One recent quality improvement initiative involved increasing the percentage of discharge orders delivered before 11 a.m. Dr. McIlraith put the lessons he learned to work by creating an “excellence team” that met regularly to identify key problems and to create “SMART (Specific, Measurable, Attainable, Relevant, and Timely) goals,” which are necessary for success.

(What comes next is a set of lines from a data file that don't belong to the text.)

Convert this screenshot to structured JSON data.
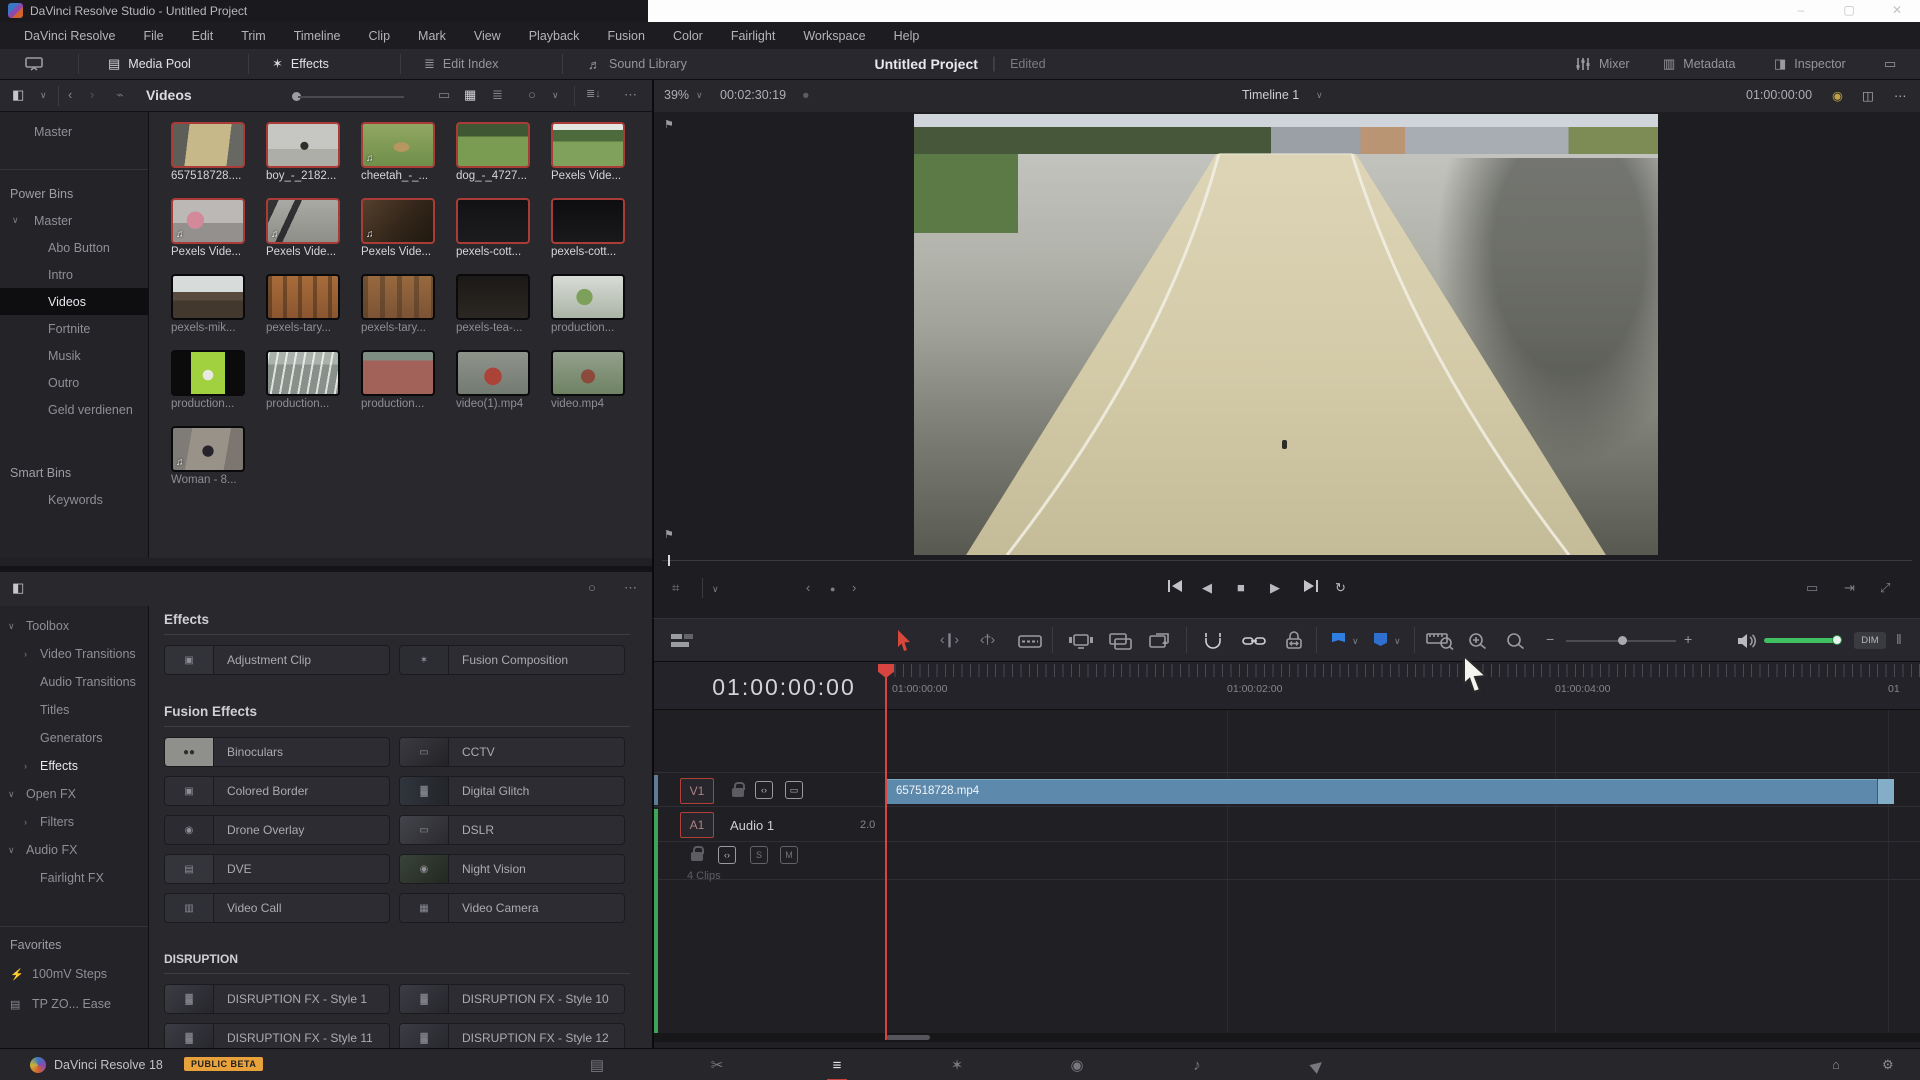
{
  "window": {
    "title": "DaVinci Resolve Studio - Untitled Project",
    "minimize": "–",
    "maximize": "▢",
    "close": "✕"
  },
  "menus": [
    "DaVinci Resolve",
    "File",
    "Edit",
    "Trim",
    "Timeline",
    "Clip",
    "Mark",
    "View",
    "Playback",
    "Fusion",
    "Color",
    "Fairlight",
    "Workspace",
    "Help"
  ],
  "topbar": {
    "media_pool": "Media Pool",
    "effects": "Effects",
    "edit_index": "Edit Index",
    "sound_library": "Sound Library",
    "project_title": "Untitled Project",
    "project_divider": "|",
    "project_status": "Edited",
    "mixer": "Mixer",
    "metadata": "Metadata",
    "inspector": "Inspector"
  },
  "media_pool": {
    "current_bin": "Videos",
    "bins": [
      {
        "label": "Master",
        "type": "top"
      },
      {
        "type": "divider",
        "label": ""
      },
      {
        "label": "Power Bins",
        "type": "section"
      },
      {
        "label": "Master",
        "type": "root",
        "chevron": "∨"
      },
      {
        "label": "Abo Button",
        "type": "child"
      },
      {
        "label": "Intro",
        "type": "child"
      },
      {
        "label": "Videos",
        "type": "child",
        "selected": true
      },
      {
        "label": "Fortnite",
        "type": "child"
      },
      {
        "label": "Musik",
        "type": "child"
      },
      {
        "label": "Outro",
        "type": "child"
      },
      {
        "label": "Geld verdienen",
        "type": "child"
      },
      {
        "label": "Smart Bins",
        "type": "section2"
      },
      {
        "label": "Keywords",
        "type": "child"
      }
    ],
    "items": [
      {
        "name": "657518728....",
        "selected": true,
        "bg": "background:linear-gradient(97deg,#5e5e58 0 22%,#c7b88a 22% 78%,#686862 78%)"
      },
      {
        "name": "boy_-_2182...",
        "selected": true,
        "bg": "background:radial-gradient(circle at 52% 52%,#2e2e2c 0 9%,rgba(0,0,0,0) 10%),linear-gradient(180deg,#c6c6c2 0 60%,#aeaea8 60%)"
      },
      {
        "name": "cheetah_-_...",
        "selected": true,
        "audio": true,
        "bg": "background:radial-gradient(ellipse at 55% 55%,#b5975f 0 14%,rgba(0,0,0,0) 15%),linear-gradient(180deg,#91a763,#6f8f4a)"
      },
      {
        "name": "dog_-_4727...",
        "selected": true,
        "bg": "background:linear-gradient(180deg,#3f5733 0 30%,#7a9b52 30%)"
      },
      {
        "name": "Pexels Vide...",
        "selected": true,
        "bg": "background:linear-gradient(180deg,#e3e7e2 0 14%,#4c6a3c 14% 42%,#80a15c 42%)"
      },
      {
        "name": "Pexels Vide...",
        "selected": true,
        "audio": true,
        "bg": "background:radial-gradient(circle at 32% 48%,#d2899a 0 16%,rgba(0,0,0,0) 17%),linear-gradient(180deg,#bcb8b6 0 55%,#93908d 55%)"
      },
      {
        "name": "Pexels Vide...",
        "selected": true,
        "audio": true,
        "bg": "background:linear-gradient(115deg,rgba(30,30,32,.85) 12%,rgba(0,0,0,0) 12% 30%,rgba(35,35,38,.9) 30% 38%,rgba(0,0,0,0) 38%),linear-gradient(180deg,#a9a9a5,#8f8f89)"
      },
      {
        "name": "Pexels Vide...",
        "selected": true,
        "audio": true,
        "bg": "background:linear-gradient(130deg,#54402c,#33261a 55%,#20180f)"
      },
      {
        "name": "pexels-cott...",
        "selected": true,
        "bg": "background:linear-gradient(180deg,#121214,#1c1c1f)"
      },
      {
        "name": "pexels-cott...",
        "selected": true,
        "bg": "background:linear-gradient(180deg,#0e0e10,#19191c)"
      },
      {
        "name": "pexels-mik...",
        "bg": "background:linear-gradient(180deg,#d7dbda 0 38%,#584a3e 38% 58%,#42382e 58%)"
      },
      {
        "name": "pexels-tary...",
        "bg": "background:repeating-linear-gradient(90deg,rgba(64,42,24,.5) 0 4px,rgba(0,0,0,0) 4px 15px),linear-gradient(180deg,#a96c3a,#8a5630)"
      },
      {
        "name": "pexels-tary...",
        "bg": "background:repeating-linear-gradient(90deg,rgba(70,50,32,.45) 0 5px,rgba(0,0,0,0) 5px 17px),linear-gradient(180deg,#97693f,#7c5434)"
      },
      {
        "name": "pexels-tea-...",
        "bg": "background:linear-gradient(180deg,#1b1917,#2b2722)"
      },
      {
        "name": "production...",
        "bg": "background:radial-gradient(circle at 45% 50%,#7da05a 0 18%,rgba(0,0,0,0) 19%),linear-gradient(180deg,#d8dcd6,#aab4a6)"
      },
      {
        "name": "production...",
        "bg": "background:radial-gradient(circle at 50% 55%,#e9e9e4 0 12%,rgba(0,0,0,0) 13%),linear-gradient(90deg,#0b0b0b 0 26%,#a2d13f 26% 74%,#0b0b0b 74%)"
      },
      {
        "name": "production...",
        "bg": "background:repeating-linear-gradient(100deg,rgba(245,245,240,.8) 0 2px,rgba(0,0,0,0) 2px 9px),linear-gradient(180deg,#a9b2ac 0 30%,#87908a 30%)"
      },
      {
        "name": "production...",
        "bg": "background:linear-gradient(180deg,#7f8e83 0 20%,#a2625a 20%)"
      },
      {
        "name": "video(1).mp4",
        "bg": "background:radial-gradient(circle at 50% 58%,#ab4338 0 20%,rgba(0,0,0,0) 21%),linear-gradient(180deg,#8f948b,#737a70)"
      },
      {
        "name": "video.mp4",
        "bg": "background:radial-gradient(circle at 50% 58%,#8c4a3c 0 16%,rgba(0,0,0,0) 17%),linear-gradient(180deg,#93a08c,#6f8263)"
      },
      {
        "name": "Woman - 8...",
        "audio": true,
        "bg": "background:radial-gradient(circle at 50% 55%,#26242a 0 13%,rgba(0,0,0,0) 14%),linear-gradient(100deg,#7f7b76 0 25%,#989289 25% 75%,#7b766f 75%)"
      }
    ]
  },
  "effects": {
    "toolbox": [
      {
        "label": "Toolbox",
        "type": "root",
        "chevron": "∨"
      },
      {
        "label": "Video Transitions",
        "type": "child",
        "chevron": "›"
      },
      {
        "label": "Audio Transitions",
        "type": "child"
      },
      {
        "label": "Titles",
        "type": "child"
      },
      {
        "label": "Generators",
        "type": "child"
      },
      {
        "label": "Effects",
        "type": "child",
        "chevron": "›",
        "selected": true
      },
      {
        "label": "Open FX",
        "type": "root",
        "chevron": "∨"
      },
      {
        "label": "Filters",
        "type": "child",
        "chevron": "›"
      },
      {
        "label": "Audio FX",
        "type": "root",
        "chevron": "∨"
      },
      {
        "label": "Fairlight FX",
        "type": "child"
      },
      {
        "label": "Favorites",
        "type": "section"
      },
      {
        "label": "100mV Steps",
        "type": "fav",
        "icon": "⚡"
      },
      {
        "label": "TP ZO... Ease",
        "type": "fav",
        "icon": "▤"
      }
    ],
    "section1": {
      "title": "Effects",
      "items": [
        {
          "label": "Adjustment Clip",
          "glyph": "▣",
          "tile": "background:#323239"
        },
        {
          "label": "Fusion Composition",
          "glyph": "✶",
          "tile": "background:#2c2c33"
        }
      ]
    },
    "section2": {
      "title": "Fusion Effects",
      "items": [
        {
          "label": "Binoculars",
          "glyph": "●●",
          "tile": "background:#8f8f8c;color:#2e2e31"
        },
        {
          "label": "CCTV",
          "glyph": "▭",
          "tile": "background:linear-gradient(135deg,#3a3a40,#232327)"
        },
        {
          "label": "Colored Border",
          "glyph": "▣",
          "tile": "background:#2e2e34"
        },
        {
          "label": "Digital Glitch",
          "glyph": "▓",
          "tile": "background:linear-gradient(90deg,#30343c,#23252a)"
        },
        {
          "label": "Drone Overlay",
          "glyph": "◉",
          "tile": "background:#2b2b31"
        },
        {
          "label": "DSLR",
          "glyph": "▭",
          "tile": "background:linear-gradient(135deg,#44444b,#2a2a30)"
        },
        {
          "label": "DVE",
          "glyph": "▤",
          "tile": "background:#34343b"
        },
        {
          "label": "Night Vision",
          "glyph": "◉",
          "tile": "background:linear-gradient(135deg,#394439,#222822)"
        },
        {
          "label": "Video Call",
          "glyph": "▥",
          "tile": "background:#2e3036"
        },
        {
          "label": "Video Camera",
          "glyph": "▦",
          "tile": "background:#2b2b31"
        }
      ]
    },
    "section3": {
      "title": "DISRUPTION",
      "items": [
        {
          "label": "DISRUPTION FX - Style 1",
          "glyph": "▓",
          "tile": "background:linear-gradient(135deg,#3c3c44,#26262c)"
        },
        {
          "label": "DISRUPTION FX - Style 10",
          "glyph": "▓",
          "tile": "background:linear-gradient(135deg,#3c3c44,#26262c)"
        },
        {
          "label": "DISRUPTION FX - Style 11",
          "glyph": "▓",
          "tile": "background:linear-gradient(135deg,#3c3c44,#26262c)"
        },
        {
          "label": "DISRUPTION FX - Style 12",
          "glyph": "▓",
          "tile": "background:linear-gradient(135deg,#3c3c44,#26262c)"
        }
      ]
    }
  },
  "viewer": {
    "zoom_level": "39%",
    "clip_timecode": "00:02:30:19",
    "timeline_name": "Timeline 1",
    "timeline_timecode": "01:00:00:00"
  },
  "timeline": {
    "playhead_timecode": "01:00:00:00",
    "ruler_labels": [
      {
        "text": "01:00:00:00",
        "pos": "left:238px"
      },
      {
        "text": "01:00:02:00",
        "pos": "left:573px"
      },
      {
        "text": "01:00:04:00",
        "pos": "left:901px"
      },
      {
        "text": "01",
        "pos": "left:1234px"
      }
    ],
    "video_track_id": "V1",
    "audio_track_id": "A1",
    "audio_track_name": "Audio 1",
    "audio_format": "2.0",
    "audio_clip_count": "4 Clips",
    "solo": "S",
    "mute": "M",
    "clip_name": "657518728.mp4",
    "dim_button": "DIM"
  },
  "statusbar": {
    "app_name": "DaVinci Resolve 18",
    "badge": "PUBLIC BETA",
    "pages": [
      {
        "id": "media",
        "glyph": "▤"
      },
      {
        "id": "cut",
        "glyph": "✂"
      },
      {
        "id": "edit",
        "glyph": "≡",
        "active": true
      },
      {
        "id": "fusion",
        "glyph": "✶"
      },
      {
        "id": "color",
        "glyph": "◉"
      },
      {
        "id": "fairlight",
        "glyph": "♪"
      },
      {
        "id": "deliver",
        "glyph": "▶",
        "rot": true
      }
    ]
  },
  "colors": {
    "accent_red": "#c9413e",
    "clip_blue": "#5d89ac",
    "flag_blue": "#2f7fe0",
    "meter_green": "#3fa457",
    "volume_green": "#3fc061",
    "beta_orange": "#e9a13b"
  }
}
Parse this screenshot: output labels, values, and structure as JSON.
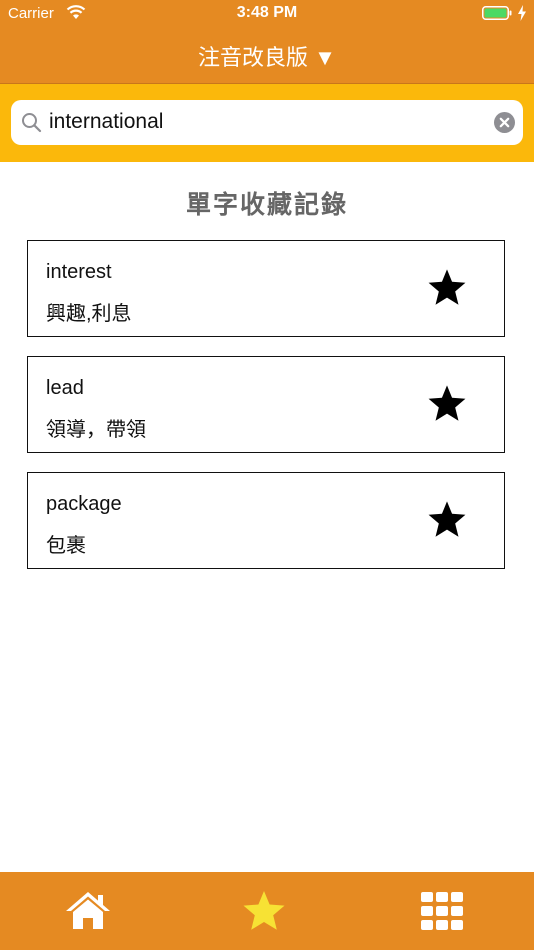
{
  "status_bar": {
    "carrier": "Carrier",
    "time": "3:48 PM"
  },
  "nav": {
    "title": "注音改良版 ▼"
  },
  "search": {
    "value": "international"
  },
  "section": {
    "title": "單字收藏記錄"
  },
  "favorites": [
    {
      "word": "interest",
      "meaning": "興趣,利息"
    },
    {
      "word": "lead",
      "meaning": "領導，帶領"
    },
    {
      "word": "package",
      "meaning": "包裹"
    }
  ],
  "tabs": [
    {
      "icon": "home-icon"
    },
    {
      "icon": "star-icon",
      "active": true
    },
    {
      "icon": "grid-icon"
    }
  ],
  "colors": {
    "header": "#e58a22",
    "search_bg": "#fbb80b",
    "active_tab": "#f7e234",
    "title_gray": "#666666",
    "battery_green": "#4cd964"
  }
}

Because the team not only bought into the plan to meet the target but also helped create the plan, it wasn’t necessary to force behavioral change, Dr. McIlraith said. Instead the team lead the initiative, set the targets and goals, and ended up surpassing the initial goal of reaching 30% of discharge orders in by 11 a.m. (in fact, they hit 40%).
 

 

Dr. McIlraith’s advice for QI success is to know the problem you are trying to solve so that you can tell if the solution you implement is having the desired impact and also to measure the impact of that solution using the SMART goals.

For those who hope to follow a quality improvement career path to leadership, he strongly recommends the Society of Hospital Medicine’s Leadership Academies, which are excellent resources for mentorship, networking, and leadership training through SHM.

Ultimately, Dr. McIlraith stressed the importance of mentoring team members for development as future QI leaders. If mentoring relationships are successful, then when the time comes for a QI veteran to “step back” to focus more on family or take a different career path, there will be others who can step in and keep the quality momentum going.